PPH: Pouvez-vous vous présenter à nos lecteurs.trices ?
Je suis le Dr Luc Bertrand, médecin épidémiologiste travaillant depuis une dizaine d’années dans le domaine de la préparation et de la riposte aux épidémies. Mes terrains d’intervention ont principalement été l’Afrique et l’Europe où j’ai notamment travaillé pour le compte de structures hospitalières, ministère de la santé, ONG et agences internationales de la santé.
PPH: Qu’appelle-t-on épidémie ?
On parle d’épidémie lorsque l’on observe un nombre anormalement élevé de nouveaux cas d’une maladie dans une population donnée, en un lieu donné et pendant une période donnée. Il est important de noter que le terme épidémies ne se rapportent pas uniquement aux maladies infectieuses. On utilise ainsi de plus en plus le terme épidémie pour caractériser les phénomènes d’augmentation rapide des cas de diabète, d’hypertension ou encore d’obésité dans certaines populations.
PPH: Quelles sont les différentes phases de propagation d’une épidémie ?

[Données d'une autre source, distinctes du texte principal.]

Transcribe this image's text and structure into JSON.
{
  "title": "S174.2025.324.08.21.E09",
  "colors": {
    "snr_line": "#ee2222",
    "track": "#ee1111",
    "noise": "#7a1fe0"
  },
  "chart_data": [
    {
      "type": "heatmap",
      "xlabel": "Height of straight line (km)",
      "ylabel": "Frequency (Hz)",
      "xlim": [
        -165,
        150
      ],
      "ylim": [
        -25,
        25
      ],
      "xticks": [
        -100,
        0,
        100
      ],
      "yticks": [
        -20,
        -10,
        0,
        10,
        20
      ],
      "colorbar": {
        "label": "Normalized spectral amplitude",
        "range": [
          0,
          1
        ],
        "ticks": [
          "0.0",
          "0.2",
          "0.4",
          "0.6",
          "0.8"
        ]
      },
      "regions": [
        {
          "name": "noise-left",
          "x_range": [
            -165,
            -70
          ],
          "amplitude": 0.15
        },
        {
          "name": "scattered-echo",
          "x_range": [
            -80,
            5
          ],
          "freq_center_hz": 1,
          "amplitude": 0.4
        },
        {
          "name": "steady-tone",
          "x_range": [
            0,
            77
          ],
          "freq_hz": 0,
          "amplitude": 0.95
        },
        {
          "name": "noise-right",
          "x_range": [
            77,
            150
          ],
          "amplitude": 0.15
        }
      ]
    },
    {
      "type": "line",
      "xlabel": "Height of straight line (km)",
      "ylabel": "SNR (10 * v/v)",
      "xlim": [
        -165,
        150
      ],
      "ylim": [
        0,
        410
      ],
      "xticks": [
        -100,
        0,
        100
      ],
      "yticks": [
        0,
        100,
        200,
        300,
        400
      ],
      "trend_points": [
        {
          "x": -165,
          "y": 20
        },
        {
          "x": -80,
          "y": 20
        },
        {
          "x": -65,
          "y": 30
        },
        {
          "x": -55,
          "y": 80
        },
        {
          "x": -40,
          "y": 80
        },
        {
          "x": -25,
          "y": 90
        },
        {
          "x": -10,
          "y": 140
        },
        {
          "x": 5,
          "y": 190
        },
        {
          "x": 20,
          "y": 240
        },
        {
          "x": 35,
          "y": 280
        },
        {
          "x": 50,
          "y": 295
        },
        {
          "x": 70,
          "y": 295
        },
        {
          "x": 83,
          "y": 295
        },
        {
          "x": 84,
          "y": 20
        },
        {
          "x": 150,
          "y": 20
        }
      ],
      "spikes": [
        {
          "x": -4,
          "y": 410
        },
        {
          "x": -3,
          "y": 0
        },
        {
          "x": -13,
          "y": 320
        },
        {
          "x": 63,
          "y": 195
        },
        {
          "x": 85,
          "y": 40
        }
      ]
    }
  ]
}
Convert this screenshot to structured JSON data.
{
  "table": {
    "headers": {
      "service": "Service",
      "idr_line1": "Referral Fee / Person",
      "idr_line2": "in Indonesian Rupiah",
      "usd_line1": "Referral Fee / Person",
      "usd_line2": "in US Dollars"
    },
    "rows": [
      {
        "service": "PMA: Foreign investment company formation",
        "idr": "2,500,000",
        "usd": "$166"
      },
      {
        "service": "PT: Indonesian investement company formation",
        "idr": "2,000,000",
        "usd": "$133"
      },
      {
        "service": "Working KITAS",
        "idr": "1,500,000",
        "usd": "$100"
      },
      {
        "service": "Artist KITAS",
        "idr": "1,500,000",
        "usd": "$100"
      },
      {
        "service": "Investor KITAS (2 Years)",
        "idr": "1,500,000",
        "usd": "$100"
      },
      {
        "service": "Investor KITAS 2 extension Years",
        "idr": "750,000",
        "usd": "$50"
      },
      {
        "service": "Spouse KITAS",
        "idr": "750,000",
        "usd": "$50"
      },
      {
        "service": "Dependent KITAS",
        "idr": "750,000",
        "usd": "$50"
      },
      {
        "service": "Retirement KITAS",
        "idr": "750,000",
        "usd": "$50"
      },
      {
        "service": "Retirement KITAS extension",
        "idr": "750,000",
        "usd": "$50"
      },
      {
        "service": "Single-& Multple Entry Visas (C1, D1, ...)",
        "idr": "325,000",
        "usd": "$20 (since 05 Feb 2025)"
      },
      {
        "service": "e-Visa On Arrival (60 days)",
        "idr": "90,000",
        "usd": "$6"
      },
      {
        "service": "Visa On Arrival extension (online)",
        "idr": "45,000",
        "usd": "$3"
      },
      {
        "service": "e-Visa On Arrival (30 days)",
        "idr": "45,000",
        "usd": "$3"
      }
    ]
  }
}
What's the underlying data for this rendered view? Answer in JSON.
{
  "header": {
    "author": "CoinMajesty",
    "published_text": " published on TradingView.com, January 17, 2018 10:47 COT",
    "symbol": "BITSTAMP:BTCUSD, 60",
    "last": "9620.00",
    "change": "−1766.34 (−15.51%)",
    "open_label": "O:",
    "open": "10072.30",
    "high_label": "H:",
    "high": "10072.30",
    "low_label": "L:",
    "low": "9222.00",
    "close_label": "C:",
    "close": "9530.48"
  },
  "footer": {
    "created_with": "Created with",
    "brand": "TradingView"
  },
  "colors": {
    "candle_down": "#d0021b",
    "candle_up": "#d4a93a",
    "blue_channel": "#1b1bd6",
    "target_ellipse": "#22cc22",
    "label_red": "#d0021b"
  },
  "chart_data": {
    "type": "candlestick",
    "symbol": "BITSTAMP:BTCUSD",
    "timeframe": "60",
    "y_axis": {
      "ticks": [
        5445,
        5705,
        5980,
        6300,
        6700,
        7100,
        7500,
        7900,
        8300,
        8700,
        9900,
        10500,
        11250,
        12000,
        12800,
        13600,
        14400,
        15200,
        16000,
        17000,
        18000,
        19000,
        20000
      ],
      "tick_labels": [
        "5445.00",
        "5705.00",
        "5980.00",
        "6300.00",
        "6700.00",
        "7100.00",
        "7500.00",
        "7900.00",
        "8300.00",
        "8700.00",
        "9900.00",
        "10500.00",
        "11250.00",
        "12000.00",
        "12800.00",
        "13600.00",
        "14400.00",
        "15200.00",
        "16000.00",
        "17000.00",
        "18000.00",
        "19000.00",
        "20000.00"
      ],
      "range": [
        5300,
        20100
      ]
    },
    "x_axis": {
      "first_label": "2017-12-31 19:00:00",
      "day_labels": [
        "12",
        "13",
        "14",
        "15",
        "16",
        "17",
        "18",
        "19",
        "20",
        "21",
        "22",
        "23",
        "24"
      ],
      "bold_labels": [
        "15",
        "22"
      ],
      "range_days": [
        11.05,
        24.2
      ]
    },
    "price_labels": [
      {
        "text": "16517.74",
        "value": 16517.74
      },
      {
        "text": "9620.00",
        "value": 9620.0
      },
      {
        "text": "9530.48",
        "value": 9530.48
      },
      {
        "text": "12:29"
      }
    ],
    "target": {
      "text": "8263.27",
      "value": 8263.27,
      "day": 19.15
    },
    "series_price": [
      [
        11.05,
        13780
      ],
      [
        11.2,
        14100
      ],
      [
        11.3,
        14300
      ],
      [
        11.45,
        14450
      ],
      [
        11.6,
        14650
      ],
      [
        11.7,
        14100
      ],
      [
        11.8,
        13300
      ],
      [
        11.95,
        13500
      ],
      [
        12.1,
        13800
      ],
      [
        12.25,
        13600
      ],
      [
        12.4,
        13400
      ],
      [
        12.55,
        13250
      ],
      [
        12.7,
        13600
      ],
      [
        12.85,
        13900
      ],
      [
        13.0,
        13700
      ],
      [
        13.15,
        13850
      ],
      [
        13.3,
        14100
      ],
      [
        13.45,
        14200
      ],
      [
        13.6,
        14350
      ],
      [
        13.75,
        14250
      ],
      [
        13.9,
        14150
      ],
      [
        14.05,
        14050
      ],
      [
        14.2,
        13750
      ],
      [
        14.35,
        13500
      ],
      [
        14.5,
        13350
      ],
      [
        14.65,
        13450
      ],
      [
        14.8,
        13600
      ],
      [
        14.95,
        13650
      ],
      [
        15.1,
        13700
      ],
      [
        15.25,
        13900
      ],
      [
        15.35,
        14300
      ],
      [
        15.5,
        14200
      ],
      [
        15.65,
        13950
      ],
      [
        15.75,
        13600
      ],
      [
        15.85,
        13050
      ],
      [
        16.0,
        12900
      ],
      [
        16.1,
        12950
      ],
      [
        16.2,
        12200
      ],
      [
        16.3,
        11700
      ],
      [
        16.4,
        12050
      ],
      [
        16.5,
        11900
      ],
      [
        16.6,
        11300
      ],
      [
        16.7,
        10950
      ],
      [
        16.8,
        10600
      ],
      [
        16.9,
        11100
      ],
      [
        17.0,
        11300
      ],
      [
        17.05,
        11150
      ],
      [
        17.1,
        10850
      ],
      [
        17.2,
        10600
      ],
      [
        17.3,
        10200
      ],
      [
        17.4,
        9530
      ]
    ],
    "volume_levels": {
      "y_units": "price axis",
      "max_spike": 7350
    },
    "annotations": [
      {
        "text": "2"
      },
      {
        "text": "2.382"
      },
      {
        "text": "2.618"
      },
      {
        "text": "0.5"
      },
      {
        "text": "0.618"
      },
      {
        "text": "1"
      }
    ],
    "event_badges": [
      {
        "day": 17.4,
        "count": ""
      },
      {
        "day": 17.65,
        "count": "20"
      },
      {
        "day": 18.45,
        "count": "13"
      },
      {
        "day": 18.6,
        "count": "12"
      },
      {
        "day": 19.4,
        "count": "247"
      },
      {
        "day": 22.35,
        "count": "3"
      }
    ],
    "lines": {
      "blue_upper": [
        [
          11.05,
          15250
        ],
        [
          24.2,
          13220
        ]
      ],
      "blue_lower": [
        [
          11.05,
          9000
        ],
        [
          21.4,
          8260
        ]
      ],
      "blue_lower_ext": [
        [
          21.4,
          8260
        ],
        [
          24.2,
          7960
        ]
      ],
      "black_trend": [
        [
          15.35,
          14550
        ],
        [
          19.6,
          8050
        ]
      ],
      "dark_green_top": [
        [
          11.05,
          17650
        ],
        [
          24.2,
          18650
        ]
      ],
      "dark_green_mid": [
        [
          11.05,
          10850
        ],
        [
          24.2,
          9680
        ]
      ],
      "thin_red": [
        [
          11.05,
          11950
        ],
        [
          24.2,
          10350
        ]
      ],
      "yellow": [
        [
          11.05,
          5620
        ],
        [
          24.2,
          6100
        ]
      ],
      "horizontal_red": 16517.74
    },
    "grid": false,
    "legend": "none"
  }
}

Les différentes phases d’une épidémie peuvent être présentées comme suit :
Phase 1 : Identification de cas sporadiques d’une maladie en un lieu donné
Phase 2 : Identification de foyer(s) (clusters en anglais) de cas reliés entre eux par des éléments concomitants dans l’histoire de leur maladie
Phase 3 : Pré-alerte épidémique : les cas ou foyers continue de se multiplier sans atteindre le seuil épidémique (seuil épidémique qui dépend de la maladie du lieu et de la période)
Phase 4 : Epidémie confirmée : Dépassement du seuil épidémique de la maladie selon des critères préétablis)
Phase 5 : Urgence de santé publique de portée internationale : Epidémie sévissant dans un pays dont il est avéré qu’elle constitue un risque pour la santé publique dans d’autres États en raison du risque de propagation. La déclaration de cette phase relève de la compétence d’un comité d’experts internationaux réunis par l’Organisation mondiale de la santé (OMS).
Phase 6 : Pandémie : correspondant à la présence de cas sur une large zone géographique internationale. Dans le sens courant, elle touche une partie particulièrement importante de la population mondiale. La déclaration de la phase pandémie relève des compétences de l’OMS Phase 7 : Fin de l’épidémie
PPH: Qui participe à la préparation à une épidémie ?
La préparation à une épidémie est avant tout de la responsabilité de chaque gouvernement.
Ce sont les ministères de la santé publique qui ont dans leur prérogative la charge de la coordination de la préparation aux épidémies. Cette préparation implique non seulement les experts en santé publique et le personnel de santé de terrain ; mais aussi des experts provenant d’autres secteurs clef tels que : l’environnement, la santé animale, l’agriculture, les transports, la sécurité, le nucléaire, etc.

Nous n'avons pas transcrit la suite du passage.